Let us be honest: this debate is a wasted opportunity for the Labour party. It is inviting us to conclude that an impact assessment of its Political Parties and Elections Act 2009, in which individual electoral registration was originally contained, would have shown no reduction in the number of people registering. Of course that is not the case. I was in the House at the time and we all knew that there would be a reduction after the first major change for many years.
The Labour party now comes back and says that this is an evil, wicked Tory plot to drive poor people off the register. The crocodile tears were not flowing when it blocked servicemen and women—people who were fighting and dying for our country—from coming back, casting their ballots and using the universal franchise. Labour Members were not worried then. Now they are full of crocodile tears and faux outrage over the patronising notion that their voters are not on the register.
The hon.

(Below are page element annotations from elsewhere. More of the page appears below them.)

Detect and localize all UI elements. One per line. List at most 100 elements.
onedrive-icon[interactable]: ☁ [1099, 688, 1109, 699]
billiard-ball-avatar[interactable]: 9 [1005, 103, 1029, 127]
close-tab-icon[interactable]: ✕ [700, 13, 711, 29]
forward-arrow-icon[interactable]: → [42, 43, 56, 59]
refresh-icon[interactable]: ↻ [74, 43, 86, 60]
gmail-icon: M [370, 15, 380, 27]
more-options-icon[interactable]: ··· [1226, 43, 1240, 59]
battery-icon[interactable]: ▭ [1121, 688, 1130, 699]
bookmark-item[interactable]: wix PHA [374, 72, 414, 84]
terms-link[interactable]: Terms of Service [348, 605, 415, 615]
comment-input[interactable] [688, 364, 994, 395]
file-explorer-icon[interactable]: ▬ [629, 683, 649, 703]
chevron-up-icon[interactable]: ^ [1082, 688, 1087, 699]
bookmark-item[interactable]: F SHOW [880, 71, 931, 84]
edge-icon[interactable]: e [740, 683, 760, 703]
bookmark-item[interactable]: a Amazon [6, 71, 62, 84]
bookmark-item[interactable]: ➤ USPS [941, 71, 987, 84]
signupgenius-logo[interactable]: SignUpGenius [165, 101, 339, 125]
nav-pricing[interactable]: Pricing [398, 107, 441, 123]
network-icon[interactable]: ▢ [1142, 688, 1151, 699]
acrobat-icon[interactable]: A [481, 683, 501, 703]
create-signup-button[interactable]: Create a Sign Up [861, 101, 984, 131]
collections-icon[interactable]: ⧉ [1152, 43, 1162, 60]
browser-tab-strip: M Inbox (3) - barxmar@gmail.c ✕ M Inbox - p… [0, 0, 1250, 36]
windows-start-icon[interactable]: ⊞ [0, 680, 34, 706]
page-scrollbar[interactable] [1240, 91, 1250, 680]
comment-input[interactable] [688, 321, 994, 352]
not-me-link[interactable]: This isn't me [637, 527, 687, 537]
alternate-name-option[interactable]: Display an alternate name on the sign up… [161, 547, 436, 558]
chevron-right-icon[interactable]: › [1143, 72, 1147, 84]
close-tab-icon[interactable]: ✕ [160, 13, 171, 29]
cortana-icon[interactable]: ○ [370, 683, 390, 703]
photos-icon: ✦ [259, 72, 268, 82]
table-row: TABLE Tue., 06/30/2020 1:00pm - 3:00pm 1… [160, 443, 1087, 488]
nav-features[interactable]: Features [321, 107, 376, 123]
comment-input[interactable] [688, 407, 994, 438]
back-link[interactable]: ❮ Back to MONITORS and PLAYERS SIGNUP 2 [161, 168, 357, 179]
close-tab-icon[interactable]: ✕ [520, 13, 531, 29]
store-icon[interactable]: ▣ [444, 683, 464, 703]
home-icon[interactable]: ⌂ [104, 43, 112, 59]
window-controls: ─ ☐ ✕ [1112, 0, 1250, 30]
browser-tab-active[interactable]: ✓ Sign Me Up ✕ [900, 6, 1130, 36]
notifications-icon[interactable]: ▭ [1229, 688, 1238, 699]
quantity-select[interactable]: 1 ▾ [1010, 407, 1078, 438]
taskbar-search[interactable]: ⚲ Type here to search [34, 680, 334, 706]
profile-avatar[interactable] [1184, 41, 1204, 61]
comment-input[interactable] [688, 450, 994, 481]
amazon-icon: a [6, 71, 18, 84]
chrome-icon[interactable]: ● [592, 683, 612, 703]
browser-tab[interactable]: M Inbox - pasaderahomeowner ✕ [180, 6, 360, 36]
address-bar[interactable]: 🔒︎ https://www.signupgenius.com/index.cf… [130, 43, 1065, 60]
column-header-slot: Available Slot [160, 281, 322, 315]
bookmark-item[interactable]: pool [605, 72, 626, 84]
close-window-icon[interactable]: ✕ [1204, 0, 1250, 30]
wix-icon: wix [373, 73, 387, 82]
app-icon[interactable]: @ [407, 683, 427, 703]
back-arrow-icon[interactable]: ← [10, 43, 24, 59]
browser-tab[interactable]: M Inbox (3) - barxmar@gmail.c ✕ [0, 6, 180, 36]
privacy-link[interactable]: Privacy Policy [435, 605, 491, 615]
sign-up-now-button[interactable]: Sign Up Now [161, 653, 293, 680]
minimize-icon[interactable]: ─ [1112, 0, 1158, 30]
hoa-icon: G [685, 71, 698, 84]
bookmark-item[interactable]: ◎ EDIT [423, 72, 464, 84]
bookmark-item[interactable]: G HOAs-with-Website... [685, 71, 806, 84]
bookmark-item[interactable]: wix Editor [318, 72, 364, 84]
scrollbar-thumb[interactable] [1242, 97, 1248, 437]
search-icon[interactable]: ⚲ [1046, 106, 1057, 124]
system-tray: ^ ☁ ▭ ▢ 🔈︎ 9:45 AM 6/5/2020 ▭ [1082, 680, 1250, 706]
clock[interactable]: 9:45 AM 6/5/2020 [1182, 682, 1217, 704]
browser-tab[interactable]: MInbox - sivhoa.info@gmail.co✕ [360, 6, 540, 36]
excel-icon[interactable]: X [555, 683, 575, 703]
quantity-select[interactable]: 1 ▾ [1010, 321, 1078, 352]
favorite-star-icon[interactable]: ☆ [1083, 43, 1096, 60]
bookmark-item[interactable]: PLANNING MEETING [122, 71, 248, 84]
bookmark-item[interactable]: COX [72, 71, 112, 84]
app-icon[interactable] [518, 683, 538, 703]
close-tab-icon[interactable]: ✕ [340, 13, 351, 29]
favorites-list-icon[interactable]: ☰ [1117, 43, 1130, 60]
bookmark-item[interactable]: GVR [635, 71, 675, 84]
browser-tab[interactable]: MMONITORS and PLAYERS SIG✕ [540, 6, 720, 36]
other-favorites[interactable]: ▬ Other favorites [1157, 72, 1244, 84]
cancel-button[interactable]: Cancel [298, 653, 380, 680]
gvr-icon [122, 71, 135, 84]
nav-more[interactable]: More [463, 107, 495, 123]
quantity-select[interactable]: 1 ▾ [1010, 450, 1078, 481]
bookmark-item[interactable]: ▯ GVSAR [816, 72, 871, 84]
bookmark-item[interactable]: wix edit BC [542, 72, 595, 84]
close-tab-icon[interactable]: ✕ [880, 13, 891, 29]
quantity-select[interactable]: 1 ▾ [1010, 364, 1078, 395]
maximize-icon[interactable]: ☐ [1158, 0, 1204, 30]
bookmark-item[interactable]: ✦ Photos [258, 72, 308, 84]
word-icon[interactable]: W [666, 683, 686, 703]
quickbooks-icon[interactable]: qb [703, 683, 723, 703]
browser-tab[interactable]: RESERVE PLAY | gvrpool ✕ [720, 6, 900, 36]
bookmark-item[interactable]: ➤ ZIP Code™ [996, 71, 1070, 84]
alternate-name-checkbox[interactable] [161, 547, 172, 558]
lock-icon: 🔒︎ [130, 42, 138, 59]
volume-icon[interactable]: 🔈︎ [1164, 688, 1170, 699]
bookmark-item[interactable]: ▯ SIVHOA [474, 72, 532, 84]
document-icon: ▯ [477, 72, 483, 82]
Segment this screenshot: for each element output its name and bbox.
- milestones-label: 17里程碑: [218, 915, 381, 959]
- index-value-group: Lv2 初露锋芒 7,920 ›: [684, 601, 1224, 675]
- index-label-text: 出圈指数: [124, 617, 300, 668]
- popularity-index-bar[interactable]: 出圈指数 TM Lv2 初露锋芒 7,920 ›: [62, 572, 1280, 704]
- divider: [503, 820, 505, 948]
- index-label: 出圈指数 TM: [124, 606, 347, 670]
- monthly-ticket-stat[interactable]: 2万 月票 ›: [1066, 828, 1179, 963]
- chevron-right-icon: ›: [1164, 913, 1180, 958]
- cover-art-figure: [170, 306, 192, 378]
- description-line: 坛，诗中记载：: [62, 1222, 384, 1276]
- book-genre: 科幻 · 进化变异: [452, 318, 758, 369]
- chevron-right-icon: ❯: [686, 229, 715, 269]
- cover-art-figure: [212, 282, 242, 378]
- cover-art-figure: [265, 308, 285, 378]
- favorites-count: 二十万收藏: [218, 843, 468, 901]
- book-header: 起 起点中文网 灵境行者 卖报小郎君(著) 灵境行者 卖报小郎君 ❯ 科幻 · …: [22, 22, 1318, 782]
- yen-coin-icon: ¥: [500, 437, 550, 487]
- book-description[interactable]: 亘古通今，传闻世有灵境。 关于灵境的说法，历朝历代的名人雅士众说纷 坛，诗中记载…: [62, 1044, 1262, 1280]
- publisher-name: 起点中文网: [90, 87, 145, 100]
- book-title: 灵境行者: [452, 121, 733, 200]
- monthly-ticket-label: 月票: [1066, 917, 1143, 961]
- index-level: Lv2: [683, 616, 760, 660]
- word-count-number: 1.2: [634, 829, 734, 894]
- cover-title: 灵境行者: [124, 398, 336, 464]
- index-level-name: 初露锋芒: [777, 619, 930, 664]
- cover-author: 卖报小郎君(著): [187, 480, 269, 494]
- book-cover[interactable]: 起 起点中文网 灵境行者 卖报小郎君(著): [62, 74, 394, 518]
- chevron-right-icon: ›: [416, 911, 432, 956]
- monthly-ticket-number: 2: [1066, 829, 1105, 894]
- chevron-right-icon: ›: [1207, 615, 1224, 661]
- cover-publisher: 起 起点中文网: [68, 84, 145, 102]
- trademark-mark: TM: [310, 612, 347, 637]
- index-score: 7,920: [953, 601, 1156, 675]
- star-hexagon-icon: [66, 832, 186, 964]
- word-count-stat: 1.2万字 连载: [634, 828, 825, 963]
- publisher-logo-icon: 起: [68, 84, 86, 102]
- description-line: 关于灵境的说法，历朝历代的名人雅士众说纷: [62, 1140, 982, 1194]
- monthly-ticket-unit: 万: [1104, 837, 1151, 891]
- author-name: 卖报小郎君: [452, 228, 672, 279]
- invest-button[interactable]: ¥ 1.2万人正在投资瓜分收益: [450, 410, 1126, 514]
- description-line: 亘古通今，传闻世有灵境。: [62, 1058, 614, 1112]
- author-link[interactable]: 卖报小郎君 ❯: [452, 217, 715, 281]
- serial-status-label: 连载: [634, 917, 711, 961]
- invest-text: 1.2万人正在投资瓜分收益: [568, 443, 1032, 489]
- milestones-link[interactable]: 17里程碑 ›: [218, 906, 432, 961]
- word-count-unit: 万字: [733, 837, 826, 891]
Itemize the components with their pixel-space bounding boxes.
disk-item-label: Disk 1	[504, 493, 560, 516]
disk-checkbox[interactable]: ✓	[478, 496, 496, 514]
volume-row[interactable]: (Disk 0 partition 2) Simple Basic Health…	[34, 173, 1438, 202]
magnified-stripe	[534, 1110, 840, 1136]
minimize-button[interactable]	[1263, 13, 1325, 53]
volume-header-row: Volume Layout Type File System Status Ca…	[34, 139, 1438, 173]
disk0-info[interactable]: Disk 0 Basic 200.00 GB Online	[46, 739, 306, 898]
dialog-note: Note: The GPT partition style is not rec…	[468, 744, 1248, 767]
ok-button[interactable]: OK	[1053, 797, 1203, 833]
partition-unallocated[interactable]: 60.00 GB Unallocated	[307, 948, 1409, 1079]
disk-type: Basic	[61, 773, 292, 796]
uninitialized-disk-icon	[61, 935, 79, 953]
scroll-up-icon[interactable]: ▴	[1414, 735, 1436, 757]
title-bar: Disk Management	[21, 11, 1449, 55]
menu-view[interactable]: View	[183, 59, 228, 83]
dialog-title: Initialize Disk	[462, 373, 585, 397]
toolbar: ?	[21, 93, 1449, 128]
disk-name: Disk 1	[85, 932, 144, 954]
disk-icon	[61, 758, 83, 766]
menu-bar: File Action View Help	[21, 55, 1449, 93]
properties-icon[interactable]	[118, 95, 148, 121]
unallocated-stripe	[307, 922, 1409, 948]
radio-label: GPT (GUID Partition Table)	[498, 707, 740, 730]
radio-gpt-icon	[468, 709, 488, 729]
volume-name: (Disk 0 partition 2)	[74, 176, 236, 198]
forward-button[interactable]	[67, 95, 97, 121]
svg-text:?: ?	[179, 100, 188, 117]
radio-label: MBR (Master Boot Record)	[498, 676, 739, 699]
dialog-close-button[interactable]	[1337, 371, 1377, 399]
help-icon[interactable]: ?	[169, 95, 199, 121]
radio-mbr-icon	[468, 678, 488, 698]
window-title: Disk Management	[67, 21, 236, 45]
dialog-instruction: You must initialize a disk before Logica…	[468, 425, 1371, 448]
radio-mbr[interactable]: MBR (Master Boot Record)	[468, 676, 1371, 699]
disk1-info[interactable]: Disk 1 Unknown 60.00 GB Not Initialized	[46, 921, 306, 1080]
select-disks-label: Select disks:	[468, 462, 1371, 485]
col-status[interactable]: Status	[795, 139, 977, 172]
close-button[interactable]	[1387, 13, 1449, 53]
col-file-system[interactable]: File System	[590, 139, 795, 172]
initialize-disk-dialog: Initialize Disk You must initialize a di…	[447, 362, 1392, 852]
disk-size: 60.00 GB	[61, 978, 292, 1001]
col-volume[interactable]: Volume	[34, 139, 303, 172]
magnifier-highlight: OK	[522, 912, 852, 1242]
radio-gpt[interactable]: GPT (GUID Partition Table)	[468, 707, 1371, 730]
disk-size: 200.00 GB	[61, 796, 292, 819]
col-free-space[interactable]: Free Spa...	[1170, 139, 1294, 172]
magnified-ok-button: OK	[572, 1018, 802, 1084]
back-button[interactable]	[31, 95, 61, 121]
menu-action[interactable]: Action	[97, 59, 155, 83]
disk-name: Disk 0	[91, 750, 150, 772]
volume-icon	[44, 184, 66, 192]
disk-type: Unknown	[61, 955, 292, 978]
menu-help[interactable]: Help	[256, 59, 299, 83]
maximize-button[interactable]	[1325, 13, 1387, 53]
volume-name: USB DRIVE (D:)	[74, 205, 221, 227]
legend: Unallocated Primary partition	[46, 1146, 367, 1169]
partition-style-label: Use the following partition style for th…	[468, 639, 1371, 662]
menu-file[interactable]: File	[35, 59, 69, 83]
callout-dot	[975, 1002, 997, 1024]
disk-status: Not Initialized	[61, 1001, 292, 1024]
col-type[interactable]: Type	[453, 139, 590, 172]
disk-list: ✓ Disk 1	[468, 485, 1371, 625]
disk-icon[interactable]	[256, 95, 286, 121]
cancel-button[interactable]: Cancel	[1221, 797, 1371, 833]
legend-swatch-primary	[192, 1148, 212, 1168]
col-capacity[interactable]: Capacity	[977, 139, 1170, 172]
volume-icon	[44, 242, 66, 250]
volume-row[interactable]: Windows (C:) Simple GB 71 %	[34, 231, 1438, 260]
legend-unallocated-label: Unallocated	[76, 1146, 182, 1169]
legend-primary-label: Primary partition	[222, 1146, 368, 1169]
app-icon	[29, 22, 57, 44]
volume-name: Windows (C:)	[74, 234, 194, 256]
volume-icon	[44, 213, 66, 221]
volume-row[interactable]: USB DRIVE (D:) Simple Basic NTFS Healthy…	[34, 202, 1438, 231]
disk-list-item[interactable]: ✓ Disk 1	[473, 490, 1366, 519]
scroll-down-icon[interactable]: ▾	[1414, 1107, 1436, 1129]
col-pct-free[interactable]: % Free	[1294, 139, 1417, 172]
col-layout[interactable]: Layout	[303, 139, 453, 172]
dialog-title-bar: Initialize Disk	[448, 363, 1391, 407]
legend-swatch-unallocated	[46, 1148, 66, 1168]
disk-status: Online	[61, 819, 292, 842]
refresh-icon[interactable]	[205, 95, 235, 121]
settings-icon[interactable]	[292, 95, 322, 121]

Member for Mitcham and Morden (Siobhain McDonagh) bemoans the situation with older people and postal votes. Does she think that people who are older are so stupid that they cannot fill out forms? Before the 2001 changes, older people and pensioners were able to fill out forms in cases of ill health, if they were working away or if they were in other circumstances. More to the point, the turnout was much higher.
My understanding is that the Electoral Commission provides guidance that the EROs then act on, but they do have some leeway in how they interpret it. Given that the hon. Gentleman has raised this issue four times today and clearly wants a response, I will ensure that he gets a written reply.
I have listed the organisations that are going to work very actively on promoting voter registration among the people they work with. They have direct experience of working with unregistered groups and insight into what works. The £2.5 million campaign is funded from the £10 million announced in January to increase voter registration rates. From this we will also be funding student bodies, including the National Union of Students. As I said earlier, if the Government intended to stop students registering, as some of the more overheated Opposition Members have suggested, we would hardly be funding the NUS.
Will the Minister congratulate Sean Goulding, John Treacy, Nathan Coe and Mitchell Murdoch—from Carshalton Boys Sports college, in his constituency—who, unfunded, are running their campaign for first-time voters, which can be found on Twitter at #ftvote?
I am of course very happy to support that initiative, as I am indeed doing.
As a number of Members have highlighted, national voter registration day, organised by Bite the Ballot, which I have worked with, takes place tomorrow. Events will be held up and down the country and I urge everyone here in the Chamber to do what they can to support this and similar initiatives. Of course, we all have at our fingertips the ability—through the many tweets Members send out, through Facebook postings, through the e-mails we send out—to encourage young people to register to vote, and we should all be participating in that.
Tomorrow, the Electoral Commission’s overseas voter registration day marks the launch of its activities over the coming months to encourage British citizens overseas to register and to vote. The Ministry of Defence will also be launching its annual information campaign for the armed forces tomorrow—the start of a range of activity to encourage service personnel and their families to ensure they are registered to vote ahead of the general election.